Радостями своими от участия в театральных делах я постоянно делился с родными. Семья наша была дружная и, хотя и состояла из людей, в сущности, неверующих, наделена была добродетелями истинно христианскими – трудолюбием и бескорыстием. Что ни взрастало в саду или на бахче – бессчётно раздавалось направо и налево, знакомым и незнакомым. Все, кроме престарелой бабушки и тёти Маруси, с детства больной сердцем, работали, и я не помню случая, ни единого, чтобы кто-нибудь из моих родных говорил о каких-то неладах на работе, вызванных их нерадением. Нежданно-негаданно очутившись в 40 лет на тяжёлой заводской работе, в душе я поблагодарил всех моих старших за то, что они были для меня в детстве, откуда, я не перестаю повторять, всё-всё идёт, ежечасным примером совестливости, обстоятельности, усердия. К праздникам приносились ими домой бывшие тогда в большом ходу "Почётные грамоты" и "ценные подарки". Тётя Шура в последние годы перед пенсией работала в бухгалтерии химико-механического техникума и однажды, не удержалась, похвалилась дома, упомянув о том, что кто-то из московской комиссии, ревизовавшей счётную службу, с изумлением сказал, что за всю свою практику впервые столкнулся со случаем, когда в многолетних отчётах проверяемого бухгалтера не обнаружил ни одной ошибки, небрежности – всё сходилось точь-в-точь, тютелька в тютельку.

Тётя Шура была и мастерицей стряпать (готовить еду; но у нас чаще говорили именно так – стряпать), причём это касалось той части кулинарии, которая хоть как-то да была связана с тестом. Варить, солить и прочее – это, как сама она признавала, не её стихия, а вот приготoвить тесто, испeчь – равной ей не было. Это безоговорочно признавалось и в семье, и среди соседей, и Юрием Владимировичем Куляшом, и – ха-ха!– в Европе: в середине 60-х годов из Чехословакии (подумать только,– теперь и страны-то этой уже нет!..) на Урицкий приезжали инженеры, и двое из них (я увлекался тогда чешским языком) приходили к нам в гости; отведав тёти Шуриного пeчева, они просто руками всплеснули от восторга.

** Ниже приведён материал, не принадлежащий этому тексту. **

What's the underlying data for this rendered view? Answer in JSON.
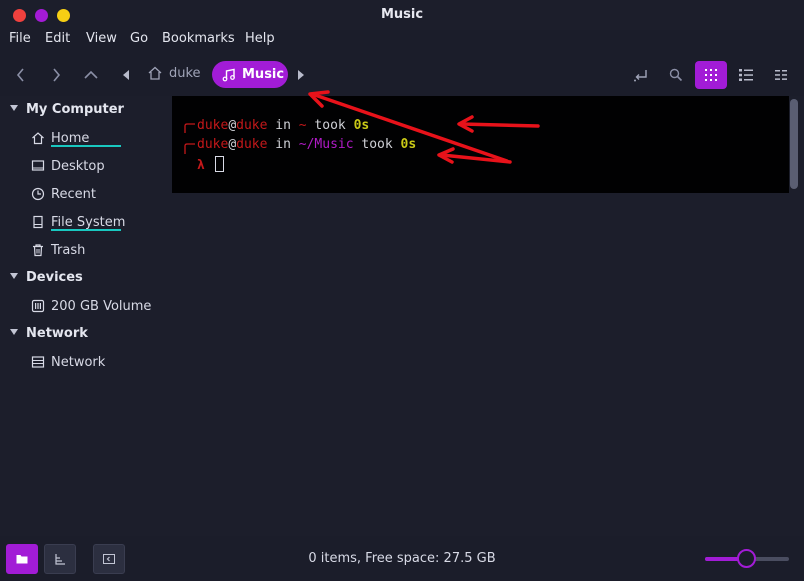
{
  "window": {
    "title": "Music"
  },
  "menubar": {
    "items": [
      "File",
      "Edit",
      "View",
      "Go",
      "Bookmarks",
      "Help"
    ]
  },
  "toolbar": {
    "breadcrumb": [
      {
        "label": "duke",
        "icon": "home-icon"
      },
      {
        "label": "Music",
        "icon": "music-note-icon",
        "active": true
      }
    ],
    "accent": "#a21cd6"
  },
  "sidebar": {
    "sections": [
      {
        "title": "My Computer",
        "items": [
          {
            "label": "Home",
            "icon": "home-icon"
          },
          {
            "label": "Desktop",
            "icon": "desktop-icon"
          },
          {
            "label": "Recent",
            "icon": "clock-icon"
          },
          {
            "label": "File System",
            "icon": "drive-icon"
          },
          {
            "label": "Trash",
            "icon": "trash-icon"
          }
        ]
      },
      {
        "title": "Devices",
        "items": [
          {
            "label": "200 GB Volume",
            "icon": "volume-icon"
          }
        ]
      },
      {
        "title": "Network",
        "items": [
          {
            "label": "Network",
            "icon": "network-icon"
          }
        ]
      }
    ]
  },
  "terminal": {
    "lines": [
      {
        "user": "duke",
        "at": "@",
        "host": "duke",
        "in": " in ",
        "dir": "~",
        "took": " took ",
        "time": "0s"
      },
      {
        "user": "duke",
        "at": "@",
        "host": "duke",
        "in": " in ",
        "dir": "~/Music",
        "took": " took ",
        "time": "0s"
      }
    ],
    "prompt": "λ",
    "colors": {
      "user": "#c4181a",
      "dir_home": "#c4181a",
      "dir_path": "#b11bc7",
      "time": "#c9c916",
      "text": "#cfd0d6"
    }
  },
  "status": {
    "text": "0 items, Free space: 27.5 GB",
    "zoom_fraction": 0.5
  },
  "annotation_color": "#e8121a"
}
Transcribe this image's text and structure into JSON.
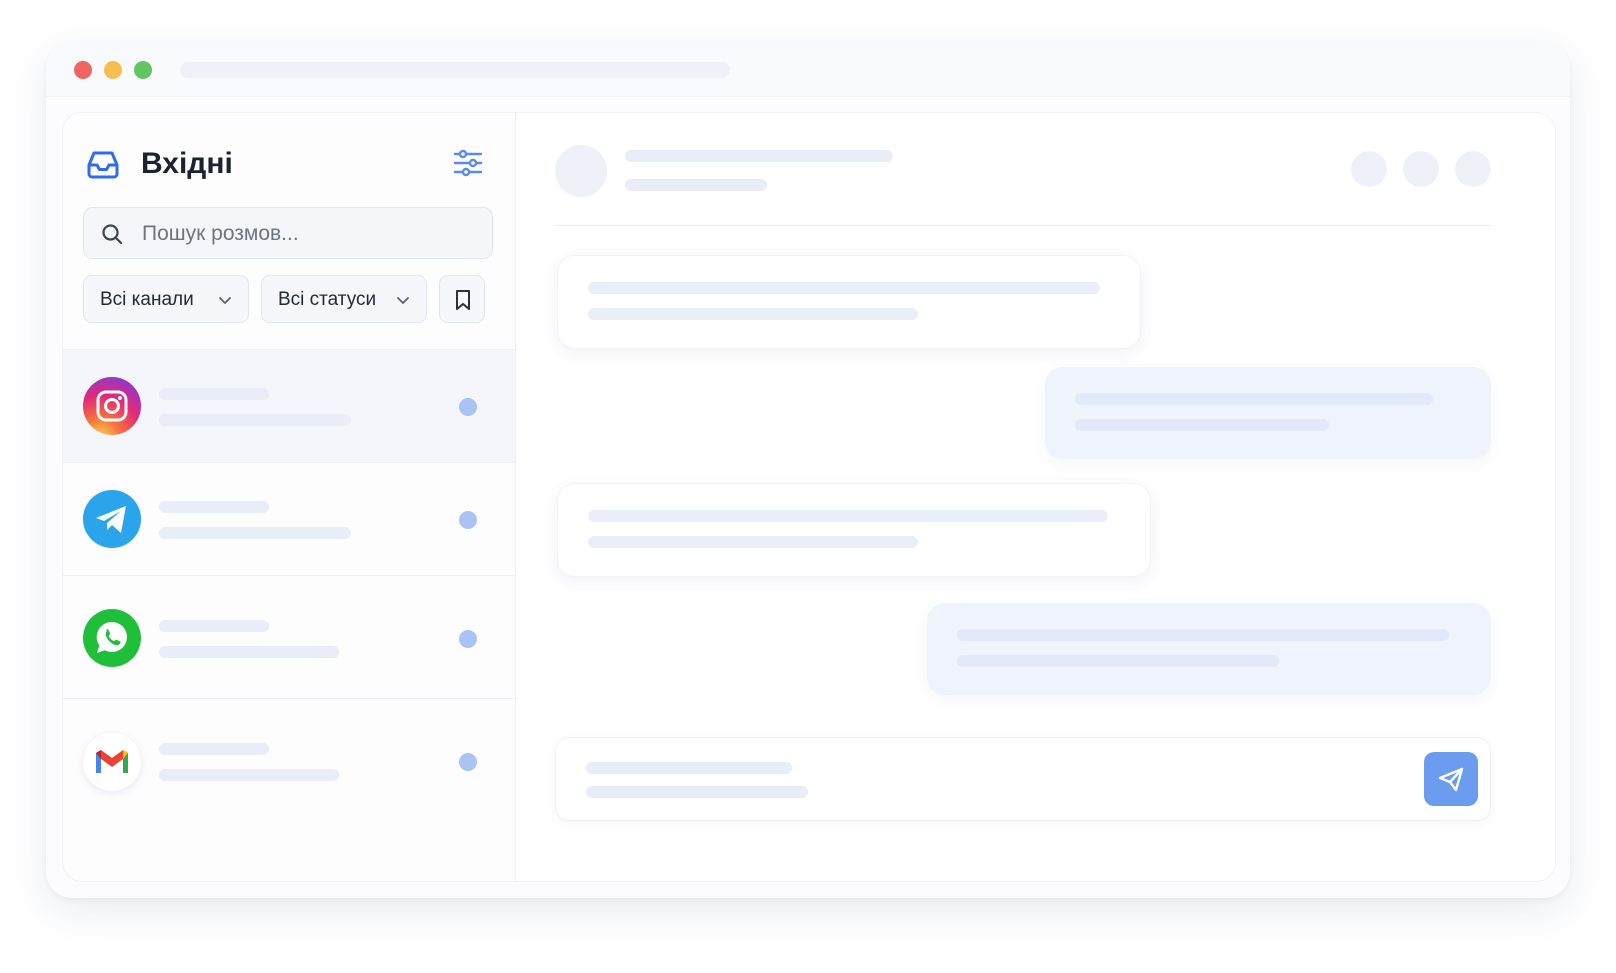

Исстари велось: весной, на Сорок мучеников, пеклись маленькие плюшечки, в виде птичек. У нас их называли жaворонки (бабушка выговаривала – жайворонки), и за это дело бралась только тётя Шура. Напечёт десятка три этих самых жайворонков и в один из них, тоже – по обычаю, тайно, ещё перед посадкой теста в печь, положит пятачок (кому достанется – к счастью), а в другой – уголёк; вынется кому жаворонок с угольком – призадумается, взгрустнёт: не к добру. Но в нашей семье обычаи, да и то лишь некоторые, соблюдать соблюдали, а в приметы, тем более печальные, тревожные, не верили, так что всякий раз, если кому уголёк выпадет, ободряя, скажут: "Да не горюй ты: это тaк только!" – и сейчас же пословицу приведут: "На то и щука в море, чтоб карась не дремал!"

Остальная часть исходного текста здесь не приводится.